Il presidente della Regione Toscana Eugenio Giani ha davanti a sé altri quattro anni di mandato, mentre la sindaca di Firenze Sara Funaro ne ha ancora tre. Guardando già alle prossime scadenze elettorali, il segretario regionale del Partito Democratico Emiliano Fossi indica con chiarezza quale, a suo avviso, dovrebbe essere il futuro politico della città: “Per quanto mi riguarda sarà la naturale ricandidata nel 2029”.

L’affermazione arriva nel corso di un’intervista rilasciata a Repubblica, nella quale Fossi affronta diversi temi legati agli equilibri interni del Pd toscano e ai rapporti tra Regione e Comune di Firenze. Secondo il segretario dem, tra Giani e Funaro può svilupparsi una collaborazione efficace e costruttiva. “Credo in una convivenza virtuosa. E il Pd con Gianassi aiuterà”, sottolinea.

Negli ultimi mesi Eugenio Giani non ha nascosto la propria ambizione di tornare un giorno a guidare Palazzo Vecchio, ma per Fossi il percorso appare già delineato. Il segretario regionale del Pd riconosce il lavoro svolto dal presidente della Regione, ma invita anche a guardare alle sfide economiche e sociali che interessano il territorio.

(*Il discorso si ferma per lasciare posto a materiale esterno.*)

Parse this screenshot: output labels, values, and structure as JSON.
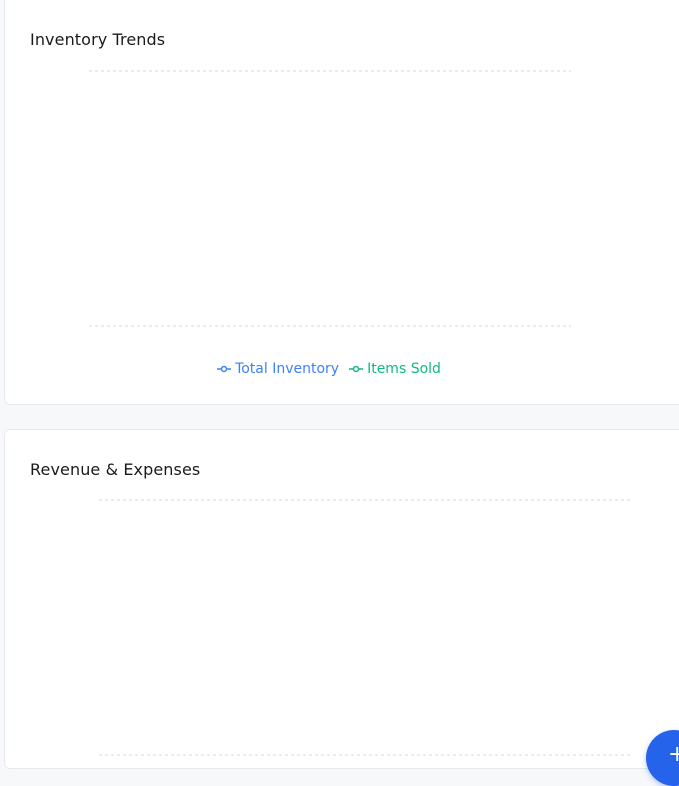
{
  "colors": {
    "total_inventory": "#3b82f6",
    "items_sold": "#10b981",
    "grid": "#dcdfe4",
    "fab": "#2563eb"
  },
  "inventory_card": {
    "title": "Inventory Trends",
    "legend": [
      {
        "label": "Total Inventory",
        "color": "#3b82f6"
      },
      {
        "label": "Items Sold",
        "color": "#10b981"
      }
    ]
  },
  "revenue_card": {
    "title": "Revenue & Expenses"
  },
  "fab": {
    "icon": "plus-icon",
    "glyph": "+"
  }
}
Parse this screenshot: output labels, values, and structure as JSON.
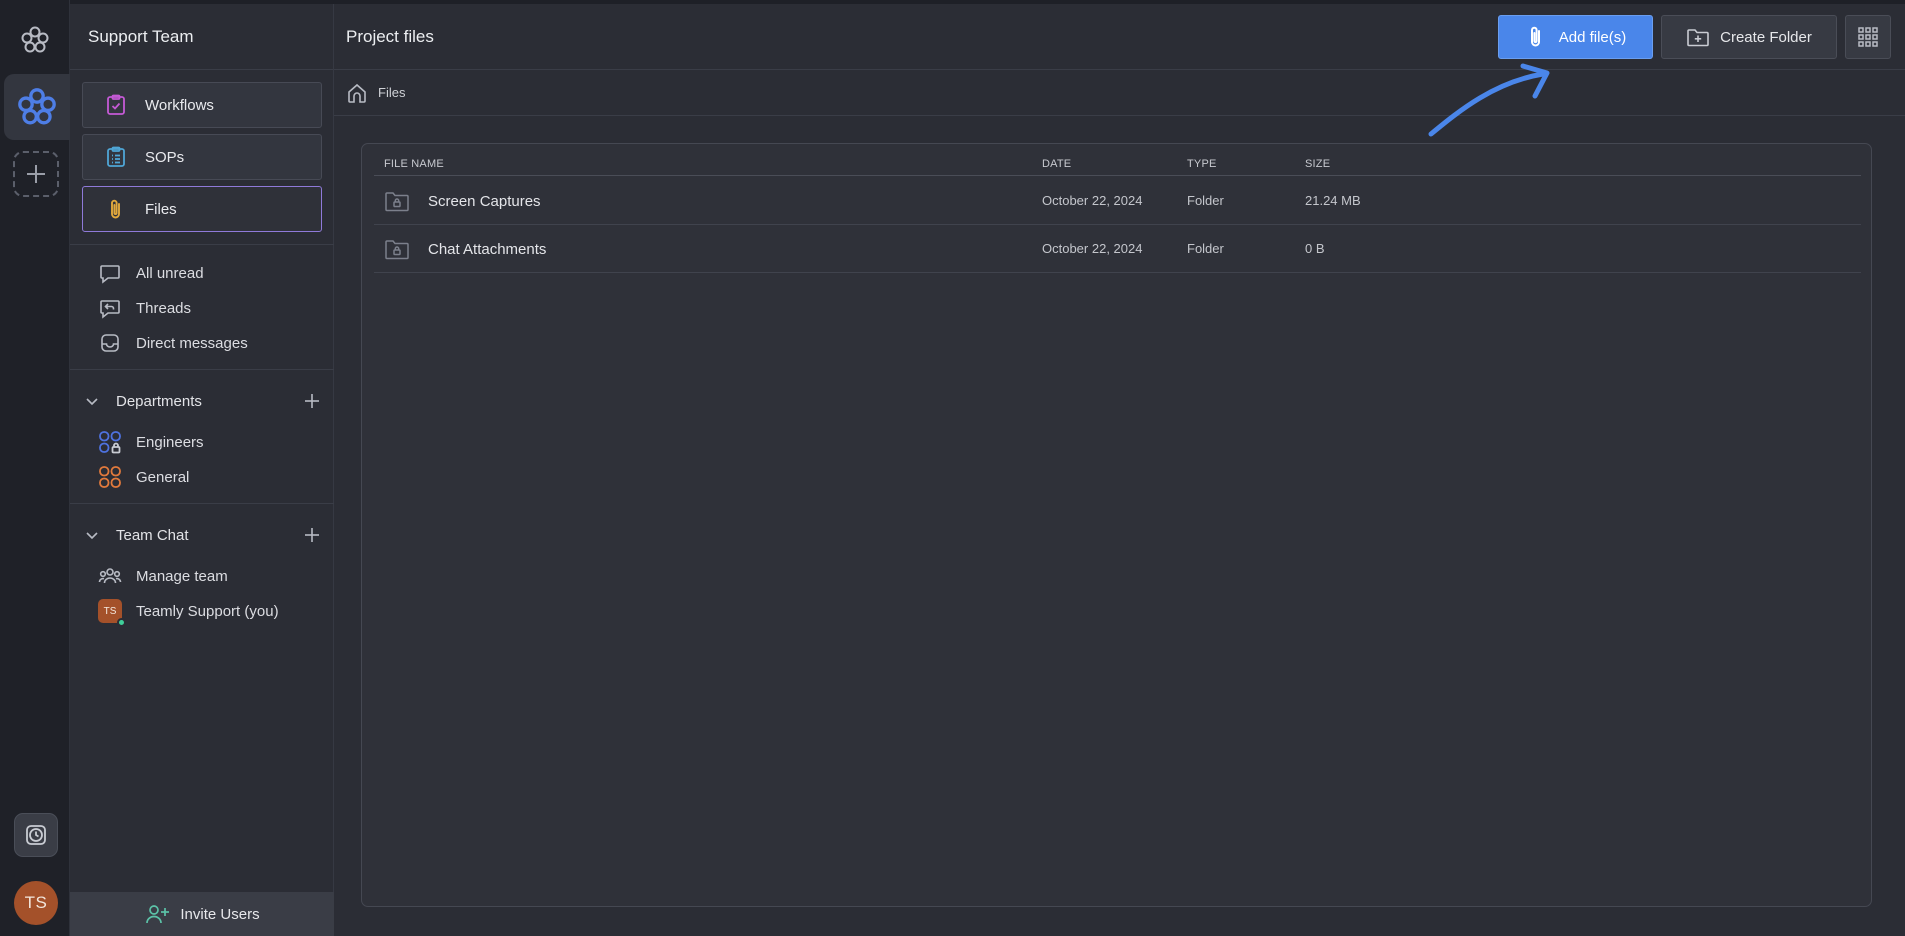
{
  "sidebar": {
    "team_name": "Support Team",
    "nav_cards": [
      {
        "label": "Workflows"
      },
      {
        "label": "SOPs"
      },
      {
        "label": "Files"
      }
    ],
    "quick_items": [
      {
        "label": "All unread"
      },
      {
        "label": "Threads"
      },
      {
        "label": "Direct messages"
      }
    ],
    "departments": {
      "title": "Departments",
      "items": [
        {
          "label": "Engineers"
        },
        {
          "label": "General"
        }
      ]
    },
    "team_chat": {
      "title": "Team Chat",
      "items": [
        {
          "label": "Manage team"
        },
        {
          "label": "Teamly Support (you)",
          "avatar": "TS"
        }
      ]
    },
    "invite_label": "Invite Users"
  },
  "rail": {
    "user_initials": "TS"
  },
  "main": {
    "title": "Project files",
    "add_files_label": "Add file(s)",
    "create_folder_label": "Create Folder",
    "breadcrumb": "Files",
    "table": {
      "columns": [
        "FILE NAME",
        "DATE",
        "TYPE",
        "SIZE"
      ],
      "rows": [
        {
          "name": "Screen Captures",
          "date": "October 22, 2024",
          "type": "Folder",
          "size": "21.24 MB"
        },
        {
          "name": "Chat Attachments",
          "date": "October 22, 2024",
          "type": "Folder",
          "size": "0 B"
        }
      ]
    }
  },
  "colors": {
    "accent_blue": "#4a86ea",
    "active_border": "#8f7ad9",
    "avatar": "#a4512a",
    "online": "#3fcf9a"
  }
}
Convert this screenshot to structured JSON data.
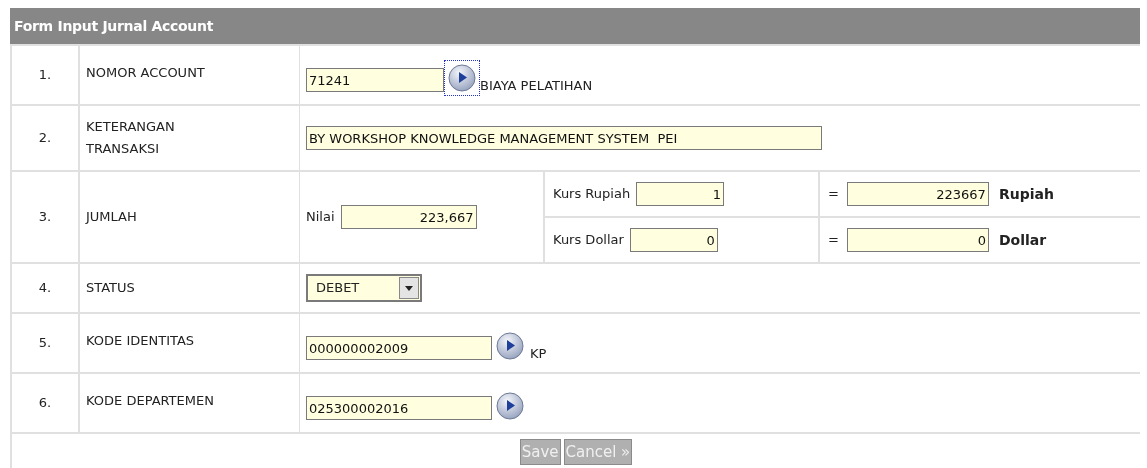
{
  "form": {
    "title": "Form Input Jurnal Account",
    "rows": [
      {
        "kind": "lookup",
        "number": "1.",
        "label": "NOMOR ACCOUNT",
        "value": "71241",
        "focused": true,
        "description": "BIAYA PELATIHAN"
      },
      {
        "kind": "text",
        "number": "2.",
        "label": "KETERANGAN TRANSAKSI",
        "value": "BY WORKSHOP KNOWLEDGE MANAGEMENT SYSTEM  PEI"
      },
      {
        "kind": "amount",
        "number": "3.",
        "label": "JUMLAH",
        "amount_label": "Nilai",
        "amount": "223,667",
        "rates": [
          {
            "label": "Kurs Rupiah",
            "rate": "1",
            "equals": "=",
            "converted": "223667",
            "currency": "Rupiah"
          },
          {
            "label": "Kurs Dollar",
            "rate": "0",
            "equals": "=",
            "converted": "0",
            "currency": "Dollar"
          }
        ]
      },
      {
        "kind": "select",
        "number": "4.",
        "label": "STATUS",
        "value": "DEBET"
      },
      {
        "kind": "lookup",
        "number": "5.",
        "label": "KODE IDENTITAS",
        "value": "000000002009",
        "focused": false,
        "description": "KP"
      },
      {
        "kind": "lookup",
        "number": "6.",
        "label": "KODE DEPARTEMEN",
        "value": "025300002016",
        "focused": false
      }
    ],
    "buttons": [
      {
        "label": "Save",
        "disabled": true
      },
      {
        "label": "Cancel »",
        "disabled": true
      }
    ]
  }
}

“Eugenio – afferma Fossi – giustamente rivendica il lavoro fatto. Al tempo stesso io credo sia utile porre attenzione a elementi di scenario come le guerre e l’inflazione e a nostre specificità: il Pil che rallenta, i salari in difficoltà. Fattori da non sottovalutare”.

Parole che qualcuno potrebbe interpretare come una presa di distanza politica, ma Fossi respinge questa lettura. “Nessuna strategia della tensione, con Eugenio c’è sempre stato un rapporto leale. Naturalmente lui fa il presidente, noi facciamo il partito e vogliamo fare da pungolo. Su certi temi serve più attenzione”.

Tra i temi che hanno alimentato il confronto tra Regione e Comune c’è anche la questione della terza torre e la decisione di accantonare temporaneamente il progetto. Sul punto, dopo il botta e risposta tra Giani e Funaro, Fossi si mostra fiducioso nella possibilità di trovare una sintesi condivisa. “Sara e Eugenio troveranno una quadra tra esigenze di sviluppo e salvaguardia del territorio”, afferma.

All’interno del Partito Democratico toscano resta centrale anche il ruolo del deputato Marco Furfaro, figura sempre più influente nel panorama politico regionale. Fossi parla di una “collaborazione leale” con il parlamentare, mentre guarda anche al futuro della guida del partito in Toscana.

Nei prossimi mesi dovranno infatti definirsi nuovi equilibri interni, compresa la scelta del prossimo segretario regionale. Sul proprio futuro politico Fossi non chiude alcuna porta: “Io credo si siano ottenuti ottimi risultati”, afferma, aggiungendo che “mi farebbe piacere continuare se il partito lo vorrà”. Un messaggio che lascia aperta la possibilità di una sua ricandidatura alla guida del Pd toscano.